Heisenberg’s mixed legacy also serves as a reminder of the complex relation between science and society. He stands as a symbol of genius in theoretical physics and of the deep intellectual humility required by the quantum world. At the same time, his role in wartime science continues to provoke reflection on the moral responsibilities of scientists under any regime. In the classroom, his story is told as part of the fascinating narrative of quantum mechanics. In these ways, Werner Heisenberg’s life and work remain woven into the fabric of modern scientific culture.

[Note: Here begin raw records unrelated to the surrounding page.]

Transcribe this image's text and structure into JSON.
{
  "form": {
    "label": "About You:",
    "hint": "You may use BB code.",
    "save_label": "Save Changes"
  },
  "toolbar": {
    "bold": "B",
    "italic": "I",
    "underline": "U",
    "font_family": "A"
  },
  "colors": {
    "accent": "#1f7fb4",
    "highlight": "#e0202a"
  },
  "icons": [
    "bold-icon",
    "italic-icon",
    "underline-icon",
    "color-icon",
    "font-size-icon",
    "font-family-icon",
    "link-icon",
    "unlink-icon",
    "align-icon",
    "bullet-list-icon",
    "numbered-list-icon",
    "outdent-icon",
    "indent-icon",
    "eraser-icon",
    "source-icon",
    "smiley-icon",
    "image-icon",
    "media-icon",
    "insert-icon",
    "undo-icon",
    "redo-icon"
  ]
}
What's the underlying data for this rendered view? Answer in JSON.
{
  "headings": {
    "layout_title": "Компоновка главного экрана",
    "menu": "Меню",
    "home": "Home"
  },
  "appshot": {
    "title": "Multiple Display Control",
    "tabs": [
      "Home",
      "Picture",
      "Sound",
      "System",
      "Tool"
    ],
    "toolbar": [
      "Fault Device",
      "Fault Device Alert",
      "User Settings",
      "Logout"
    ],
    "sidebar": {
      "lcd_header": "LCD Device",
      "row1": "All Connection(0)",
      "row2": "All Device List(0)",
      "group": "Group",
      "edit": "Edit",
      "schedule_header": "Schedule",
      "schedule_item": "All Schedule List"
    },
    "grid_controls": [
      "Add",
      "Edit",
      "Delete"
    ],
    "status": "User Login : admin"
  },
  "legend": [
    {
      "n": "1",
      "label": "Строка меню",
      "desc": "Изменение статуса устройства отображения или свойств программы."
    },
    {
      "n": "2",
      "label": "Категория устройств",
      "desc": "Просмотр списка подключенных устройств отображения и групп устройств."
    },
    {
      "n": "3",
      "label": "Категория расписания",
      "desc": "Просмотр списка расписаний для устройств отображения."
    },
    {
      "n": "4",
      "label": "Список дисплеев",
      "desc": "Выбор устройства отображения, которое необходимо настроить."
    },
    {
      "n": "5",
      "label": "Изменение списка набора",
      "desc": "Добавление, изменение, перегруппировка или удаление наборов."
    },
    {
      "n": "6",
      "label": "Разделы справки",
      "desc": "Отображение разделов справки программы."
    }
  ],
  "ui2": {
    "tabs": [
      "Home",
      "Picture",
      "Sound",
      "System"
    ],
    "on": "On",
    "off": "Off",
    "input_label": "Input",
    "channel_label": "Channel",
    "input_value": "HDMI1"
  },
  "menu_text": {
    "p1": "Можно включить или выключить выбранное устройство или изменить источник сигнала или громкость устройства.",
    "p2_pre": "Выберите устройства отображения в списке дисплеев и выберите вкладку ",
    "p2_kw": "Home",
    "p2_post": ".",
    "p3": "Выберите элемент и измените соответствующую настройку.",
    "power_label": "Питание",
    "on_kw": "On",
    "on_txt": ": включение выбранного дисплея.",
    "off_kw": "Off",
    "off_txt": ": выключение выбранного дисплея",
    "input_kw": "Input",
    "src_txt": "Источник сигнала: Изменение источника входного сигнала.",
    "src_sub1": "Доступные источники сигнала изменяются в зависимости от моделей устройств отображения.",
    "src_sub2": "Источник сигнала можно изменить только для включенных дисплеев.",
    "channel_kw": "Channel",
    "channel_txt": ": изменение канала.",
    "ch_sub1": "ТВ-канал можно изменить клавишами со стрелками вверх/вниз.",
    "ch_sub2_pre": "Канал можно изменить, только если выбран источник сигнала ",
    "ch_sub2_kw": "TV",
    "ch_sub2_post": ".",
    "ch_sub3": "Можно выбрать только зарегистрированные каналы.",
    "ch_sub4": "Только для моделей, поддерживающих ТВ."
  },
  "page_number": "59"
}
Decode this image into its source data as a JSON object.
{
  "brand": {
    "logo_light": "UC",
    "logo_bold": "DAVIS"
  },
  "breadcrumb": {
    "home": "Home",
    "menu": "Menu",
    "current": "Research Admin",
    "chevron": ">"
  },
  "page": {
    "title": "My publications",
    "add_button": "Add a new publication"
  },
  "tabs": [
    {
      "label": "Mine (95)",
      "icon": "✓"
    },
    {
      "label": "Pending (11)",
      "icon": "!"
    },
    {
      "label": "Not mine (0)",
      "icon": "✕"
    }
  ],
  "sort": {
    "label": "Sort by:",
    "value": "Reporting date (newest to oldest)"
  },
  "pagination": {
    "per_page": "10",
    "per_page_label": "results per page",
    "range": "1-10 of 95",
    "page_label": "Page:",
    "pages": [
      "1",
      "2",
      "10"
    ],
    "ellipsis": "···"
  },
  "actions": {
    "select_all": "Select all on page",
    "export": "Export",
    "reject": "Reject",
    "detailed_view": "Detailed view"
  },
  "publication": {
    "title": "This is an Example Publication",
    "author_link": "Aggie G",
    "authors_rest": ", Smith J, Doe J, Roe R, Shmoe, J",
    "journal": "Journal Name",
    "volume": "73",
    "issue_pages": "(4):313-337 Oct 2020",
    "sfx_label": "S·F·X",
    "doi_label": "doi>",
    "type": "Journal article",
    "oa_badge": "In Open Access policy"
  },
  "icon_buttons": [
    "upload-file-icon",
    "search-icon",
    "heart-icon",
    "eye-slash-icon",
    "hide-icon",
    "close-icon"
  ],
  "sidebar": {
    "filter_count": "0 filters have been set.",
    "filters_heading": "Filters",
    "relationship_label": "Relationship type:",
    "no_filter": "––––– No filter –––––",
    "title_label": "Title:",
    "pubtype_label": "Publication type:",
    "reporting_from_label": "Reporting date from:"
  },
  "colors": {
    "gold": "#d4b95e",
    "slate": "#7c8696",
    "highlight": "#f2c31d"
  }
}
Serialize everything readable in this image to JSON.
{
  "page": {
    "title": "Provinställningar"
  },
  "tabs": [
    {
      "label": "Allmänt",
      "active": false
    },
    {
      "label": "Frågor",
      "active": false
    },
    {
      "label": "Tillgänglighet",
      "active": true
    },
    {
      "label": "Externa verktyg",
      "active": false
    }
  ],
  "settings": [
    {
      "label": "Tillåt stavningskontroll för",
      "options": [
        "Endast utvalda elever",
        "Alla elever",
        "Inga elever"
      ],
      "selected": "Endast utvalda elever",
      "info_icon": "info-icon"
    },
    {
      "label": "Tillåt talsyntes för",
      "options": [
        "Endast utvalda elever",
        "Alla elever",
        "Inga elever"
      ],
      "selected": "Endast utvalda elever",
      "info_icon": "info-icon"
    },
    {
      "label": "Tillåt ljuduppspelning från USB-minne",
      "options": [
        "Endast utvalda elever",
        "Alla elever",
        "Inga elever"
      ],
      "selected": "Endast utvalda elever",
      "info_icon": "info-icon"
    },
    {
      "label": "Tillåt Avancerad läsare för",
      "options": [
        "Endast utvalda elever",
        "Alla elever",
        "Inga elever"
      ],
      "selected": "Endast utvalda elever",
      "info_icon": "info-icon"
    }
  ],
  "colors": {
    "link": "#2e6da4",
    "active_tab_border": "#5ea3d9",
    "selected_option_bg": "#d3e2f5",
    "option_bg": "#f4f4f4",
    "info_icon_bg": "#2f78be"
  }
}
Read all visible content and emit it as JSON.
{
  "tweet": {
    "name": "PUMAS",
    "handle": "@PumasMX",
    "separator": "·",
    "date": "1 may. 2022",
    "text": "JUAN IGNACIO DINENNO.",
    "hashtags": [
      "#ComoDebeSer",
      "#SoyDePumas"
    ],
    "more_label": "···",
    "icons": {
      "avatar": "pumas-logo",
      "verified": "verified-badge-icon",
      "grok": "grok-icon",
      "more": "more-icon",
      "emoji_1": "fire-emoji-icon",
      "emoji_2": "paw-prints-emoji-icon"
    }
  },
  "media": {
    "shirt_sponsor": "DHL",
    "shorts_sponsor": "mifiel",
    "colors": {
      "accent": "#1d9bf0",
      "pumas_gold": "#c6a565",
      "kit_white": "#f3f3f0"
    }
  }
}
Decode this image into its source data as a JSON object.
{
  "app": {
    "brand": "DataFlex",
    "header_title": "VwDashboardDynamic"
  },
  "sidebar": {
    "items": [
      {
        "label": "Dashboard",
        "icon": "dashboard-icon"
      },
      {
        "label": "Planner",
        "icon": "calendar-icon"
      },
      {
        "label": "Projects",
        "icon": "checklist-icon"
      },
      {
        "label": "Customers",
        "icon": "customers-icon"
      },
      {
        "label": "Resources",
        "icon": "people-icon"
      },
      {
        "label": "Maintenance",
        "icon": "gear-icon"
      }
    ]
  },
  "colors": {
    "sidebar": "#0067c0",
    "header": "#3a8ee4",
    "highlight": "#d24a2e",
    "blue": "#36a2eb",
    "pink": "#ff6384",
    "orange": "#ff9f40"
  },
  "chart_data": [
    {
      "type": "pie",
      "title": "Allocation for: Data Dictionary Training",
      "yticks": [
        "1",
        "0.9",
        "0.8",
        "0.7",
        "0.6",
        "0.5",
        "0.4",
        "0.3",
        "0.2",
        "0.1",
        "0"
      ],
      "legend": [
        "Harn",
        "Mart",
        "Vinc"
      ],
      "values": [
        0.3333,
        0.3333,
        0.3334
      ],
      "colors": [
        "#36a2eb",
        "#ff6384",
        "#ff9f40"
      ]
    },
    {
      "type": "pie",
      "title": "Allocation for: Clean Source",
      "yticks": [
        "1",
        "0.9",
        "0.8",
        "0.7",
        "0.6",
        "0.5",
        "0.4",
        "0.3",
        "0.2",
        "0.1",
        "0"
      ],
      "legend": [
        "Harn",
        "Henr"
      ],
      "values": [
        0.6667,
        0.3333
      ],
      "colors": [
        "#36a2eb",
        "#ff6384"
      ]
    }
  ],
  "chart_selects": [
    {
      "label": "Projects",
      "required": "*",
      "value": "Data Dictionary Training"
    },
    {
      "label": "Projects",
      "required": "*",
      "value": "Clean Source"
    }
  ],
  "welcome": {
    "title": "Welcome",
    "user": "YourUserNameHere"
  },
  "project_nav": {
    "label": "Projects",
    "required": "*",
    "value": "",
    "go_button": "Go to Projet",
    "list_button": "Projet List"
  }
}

• 1925: “Über quantentheoretische Umdeutung kinematischer und mechanischer Beziehungen” (Quantum‐Theoretical Reinterpretation of Kinematic and Mechanical Relations). Foundational paper introducing matrix mechanics.
• 1927: “Über den anschaulichen Inhalt der quantentheoretischen Kinematik und Mechanik” (On the Perceptual Content of Quantum Theoretical Kinematics and Mechanics). Published formulation of the uncertainty principle.
• 1930: Die physikalischen Prinzipien der Quantentheorie (The Physical Principles of the Quantum Theory). A textbook summarizing early quantum theory.
• 1958: Physics and Philosophy: The Revolution in Modern Science. A popular book discussing the conceptual foundations of quantum mechanics and their philosophical implications.
• 1974: Across the Frontiers: A Physicist’s Life Story. Heisenberg’s autobiographical memoir, recounting his life and work (translated to English).